/gpu-groth16-prover-3x

On O(1) Labs' reference machine, this SNARK prover is 3x faster than libsnark!

Primary LanguageC++OtherNOASSERTION

GPU Groth16 prover (3x faster than CPU)

This is a GPU Groth16 prover that won the 2x speedup prize. It follows the template from the reference.

This prover requires a substantial amount of RAM to use. The reference machine has 32GB.

This prover has a slow preprocessing step! Note the changed instructions below.

Dependencies

The code should compile and run on Ubuntu 18.04 with the following dependencies installed:

sudo apt-get install -y build-essential \
    cmake \
    git \
    libomp-dev \
    libgmp3-dev \
    libprocps-dev \
    python-markdown \
    libboost-all-dev \
    libssl-dev \
    pkg-config \
    nvidia-cuda-toolkit

Building on MacOS is not recommended as CUDA support is harder to use. (Apple mostly ships with AMD.)

Build

./build.sh

Generate parameters and inputs

./generate_parameters
./main MNT4753 preprocess MNT4753-parameters # IMPORTANT PREPROCESSING STEPS
./main MNT6753 preprocess MNT6753-parameters

The preprocessed filenames are currently hardcoded to MNT4753_preprocessed and MNT6753_preprocessed.

Run

./main MNT4753 compute MNT4753-parameters MNT4753-input MNT4753-output
./main MNT6753 compute MNT6753-parameters MNT6753-input MNT6753-output
./cuda_prover_piecewise MNT4753 compute MNT4753-parameters MNT4753-input MNT4753-output_cuda
./cuda_prover_piecewise MNT6753 compute MNT6753-parameters MNT6753-input MNT6753-output_cuda

Check results

sha256sum MNT4753-output MNT6753-output MNT4753-output_cuda MNT6753-output_cuda

How to make this faster

There are 3 components to this SNARK prover which can be optimized.

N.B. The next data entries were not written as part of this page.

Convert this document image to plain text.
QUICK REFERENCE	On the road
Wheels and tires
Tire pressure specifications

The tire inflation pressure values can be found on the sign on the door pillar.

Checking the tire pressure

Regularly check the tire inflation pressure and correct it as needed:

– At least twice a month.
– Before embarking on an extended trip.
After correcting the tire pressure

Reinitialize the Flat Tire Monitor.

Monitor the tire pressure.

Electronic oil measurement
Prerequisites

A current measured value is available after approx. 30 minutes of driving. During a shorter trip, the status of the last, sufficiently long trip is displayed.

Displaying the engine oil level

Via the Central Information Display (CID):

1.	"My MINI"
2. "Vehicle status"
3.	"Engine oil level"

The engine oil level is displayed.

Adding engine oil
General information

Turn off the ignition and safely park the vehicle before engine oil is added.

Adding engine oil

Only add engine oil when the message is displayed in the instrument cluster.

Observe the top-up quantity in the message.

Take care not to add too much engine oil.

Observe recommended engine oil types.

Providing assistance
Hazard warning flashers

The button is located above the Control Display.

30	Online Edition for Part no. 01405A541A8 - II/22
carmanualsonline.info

The multiexponentiations are still the bottleneck and optimization efforts should probably be focused there right now.

G1 multiexponentiation

  • The current best implementation performs a "map-reduce" to implement the multiexponentiation with a batched double-and-add being the base multiexponentiation "map" function. The Pippenger algorithm (described here and implemented for another curve here is likely to be significantly faster.

G2 multiexponentiation

  • The above remarks about the Pippenger algorithm also apply here. To repeat, the current best implementation performs a "map-reduce" to implement the multiexponentiation with a batched double-and-add being the base multiexponentiation "map" function. The Pippenger algorithm (described here and implemented for another curve here is likely to be significantly faster.

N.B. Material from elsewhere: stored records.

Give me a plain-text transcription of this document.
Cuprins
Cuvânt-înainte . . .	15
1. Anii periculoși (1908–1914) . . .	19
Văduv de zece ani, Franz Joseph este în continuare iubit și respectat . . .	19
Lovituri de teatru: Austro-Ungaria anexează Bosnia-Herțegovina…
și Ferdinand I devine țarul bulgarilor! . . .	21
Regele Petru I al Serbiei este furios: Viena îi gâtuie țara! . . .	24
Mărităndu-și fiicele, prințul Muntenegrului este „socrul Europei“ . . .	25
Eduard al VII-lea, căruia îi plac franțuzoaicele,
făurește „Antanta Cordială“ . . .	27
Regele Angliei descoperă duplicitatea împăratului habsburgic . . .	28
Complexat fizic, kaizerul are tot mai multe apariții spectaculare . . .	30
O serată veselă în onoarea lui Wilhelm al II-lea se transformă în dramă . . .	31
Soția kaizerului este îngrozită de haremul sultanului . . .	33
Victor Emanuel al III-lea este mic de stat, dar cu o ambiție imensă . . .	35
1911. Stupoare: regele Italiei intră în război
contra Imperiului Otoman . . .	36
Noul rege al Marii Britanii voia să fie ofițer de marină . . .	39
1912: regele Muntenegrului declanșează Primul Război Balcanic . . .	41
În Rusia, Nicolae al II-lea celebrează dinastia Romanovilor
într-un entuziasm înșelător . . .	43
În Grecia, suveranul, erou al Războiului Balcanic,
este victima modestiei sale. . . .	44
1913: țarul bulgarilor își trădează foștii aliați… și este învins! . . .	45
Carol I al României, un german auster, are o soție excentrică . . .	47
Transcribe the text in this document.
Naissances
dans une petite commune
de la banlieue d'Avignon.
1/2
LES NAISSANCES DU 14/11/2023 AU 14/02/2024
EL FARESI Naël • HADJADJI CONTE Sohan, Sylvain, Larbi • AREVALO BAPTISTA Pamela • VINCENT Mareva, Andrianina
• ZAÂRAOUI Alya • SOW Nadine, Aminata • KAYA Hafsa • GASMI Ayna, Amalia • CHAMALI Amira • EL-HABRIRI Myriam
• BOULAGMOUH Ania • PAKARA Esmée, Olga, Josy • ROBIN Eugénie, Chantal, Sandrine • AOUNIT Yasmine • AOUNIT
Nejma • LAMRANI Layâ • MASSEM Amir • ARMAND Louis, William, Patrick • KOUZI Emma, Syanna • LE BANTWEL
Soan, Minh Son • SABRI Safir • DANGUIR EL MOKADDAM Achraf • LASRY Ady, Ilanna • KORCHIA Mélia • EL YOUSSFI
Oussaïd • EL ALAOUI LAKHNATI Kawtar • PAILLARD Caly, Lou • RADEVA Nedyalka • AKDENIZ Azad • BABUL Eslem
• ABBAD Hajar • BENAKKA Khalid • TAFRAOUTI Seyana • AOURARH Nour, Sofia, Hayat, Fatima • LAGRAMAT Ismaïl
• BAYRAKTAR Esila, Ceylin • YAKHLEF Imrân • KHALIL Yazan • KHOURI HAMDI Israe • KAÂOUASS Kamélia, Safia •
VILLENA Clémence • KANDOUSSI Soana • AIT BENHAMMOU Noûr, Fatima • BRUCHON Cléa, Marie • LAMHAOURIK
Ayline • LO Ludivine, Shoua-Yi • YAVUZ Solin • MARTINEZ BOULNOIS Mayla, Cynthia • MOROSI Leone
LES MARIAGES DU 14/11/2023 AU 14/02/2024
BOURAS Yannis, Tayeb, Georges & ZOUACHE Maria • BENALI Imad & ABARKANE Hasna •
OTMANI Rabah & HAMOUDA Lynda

  • The technique in this paper can be used to speed up the G2 multi-exponentiation by about 2x.

FFT

This implementation did not implement the fast-fourier-transform for the GPU and used the existing C++ CPU implementation. It may be possible to get additional speedups by implementing the FFT on the GPU, although the current-best implementation performs the FFT on the CPU while the GPU is busy working, so it may not be blocking anything at the moment.